Do you have any philosophies in life that guide you or you live by?

"Be present" "Think global, drink local" "What goes around, comes around" "No pain, no gain" "When you dig be careful where you throw the dirt" "Wisdom is the ability to choose the lessor of a number of evils" "Quality over quantity"

Final thoughts 

I may have painted an interesting picture for a few people but I’d prefer to give the reality - it’s tough. However, the soul satisfying reward you get from it means that it’s all worthwhile. We wouldn’t change a thing.
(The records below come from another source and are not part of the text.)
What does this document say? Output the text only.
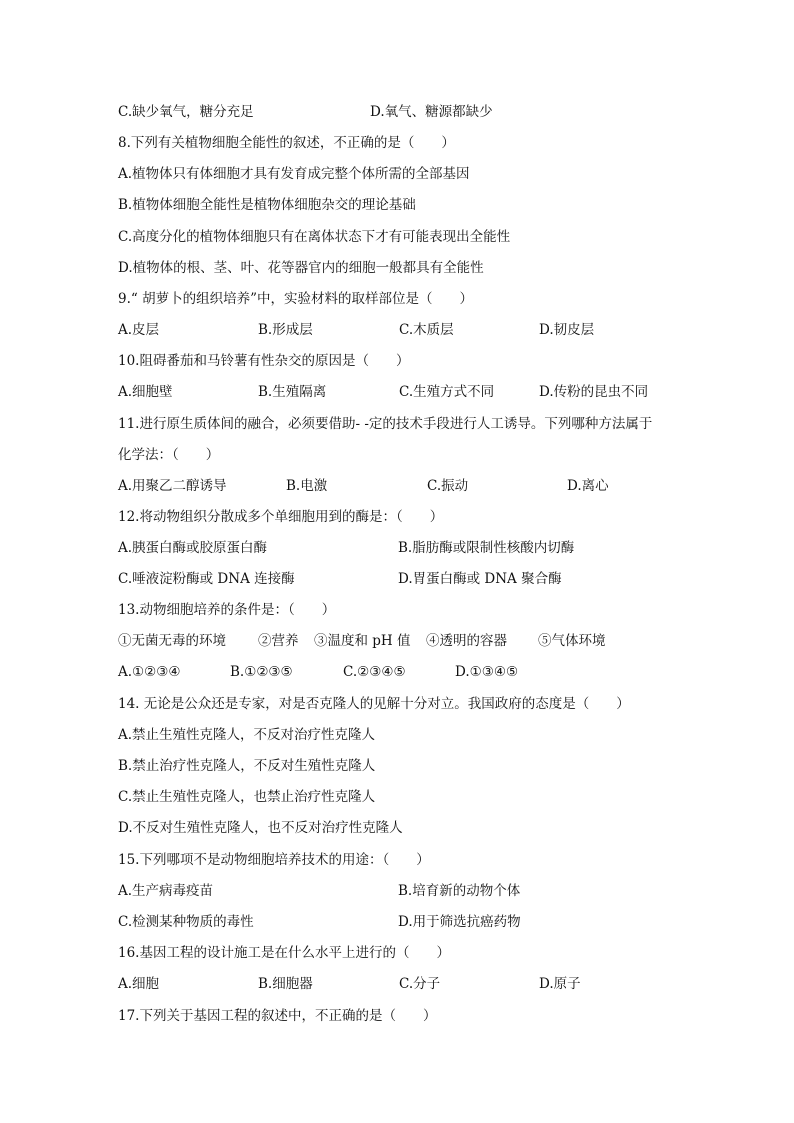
C.缺少氧气，糖分充足	D.氧气、糖源都缺少
8.下列有关植物细胞全能性的叙述，不正确的是（　　）
A.植物体只有体细胞才具有发育成完整个体所需的全部基因
B.植物体细胞全能性是植物体细胞杂交的理论基础
C.高度分化的植物体细胞只有在离体状态下才有可能表现出全能性
D.植物体的根、茎、叶、花等器官内的细胞一般都具有全能性
9.“ 胡萝卜的组织培养”中，实验材料的取样部位是（　　）
A.皮层	B.形成层	C.木质层	D.韧皮层
10.阻碍番茄和马铃薯有性杂交的原因是（　　）
A.细胞壁	B.生殖隔离	C.生殖方式不同	D.传粉的昆虫不同
11.进行原生质体间的融合，必须要借助- -定的技术手段进行人工诱导。下列哪种方法属于
化学法：（　　）
A.用聚乙二醇诱导	B.电激	C.振动	D.离心
12.将动物组织分散成多个单细胞用到的酶是：（　　）
A.胰蛋白酶或胶原蛋白酶	B.脂肪酶或限制性核酸内切酶
C.唾液淀粉酶或 DNA 连接酶	D.胃蛋白酶或 DNA 聚合酶
13.动物细胞培养的条件是：（　　）
①无菌无毒的环境 ②营养 ③温度和 pH 值 ④透明的容器 ⑤气体环境
A.①②③④	B.①②③⑤	C.②③④⑤	D.①③④⑤
14. 无论是公众还是专家，对是否克隆人的见解十分对立。我国政府的态度是（　　）
A.禁止生殖性克隆人，不反对治疗性克隆人
B.禁止治疗性克隆人，不反对生殖性克隆人
C.禁止生殖性克隆人，也禁止治疗性克隆人
D.不反对生殖性克隆人，也不反对治疗性克隆人
15.下列哪项不是动物细胞培养技术的用途：（　　）
A.生产病毒疫苗	B.培育新的动物个体
C.检测某种物质的毒性	D.用于筛选抗癌药物
16.基因工程的设计施工是在什么水平上进行的（　　）
A.细胞	B.细胞器	C.分子	D.原子
17.下列关于基因工程的叙述中，不正确的是（　　）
And of course… drum roll…we’re building a brewery on the corner of Reserve and Bay Rd in Cheltenham. We’re sharing this with another brewing company called Bad Shepherd. Brewer/Owner Head shepherd is a fellow home brewer you may know from competitions - Dereck Hales. It will be a 100 seat bar/restaurant, smoke house and full production brewery. Hopefully open around Sept/Oct. I’m really keen to do some Bayside Brewers / Wolf of the Willows collaborations so watch this space.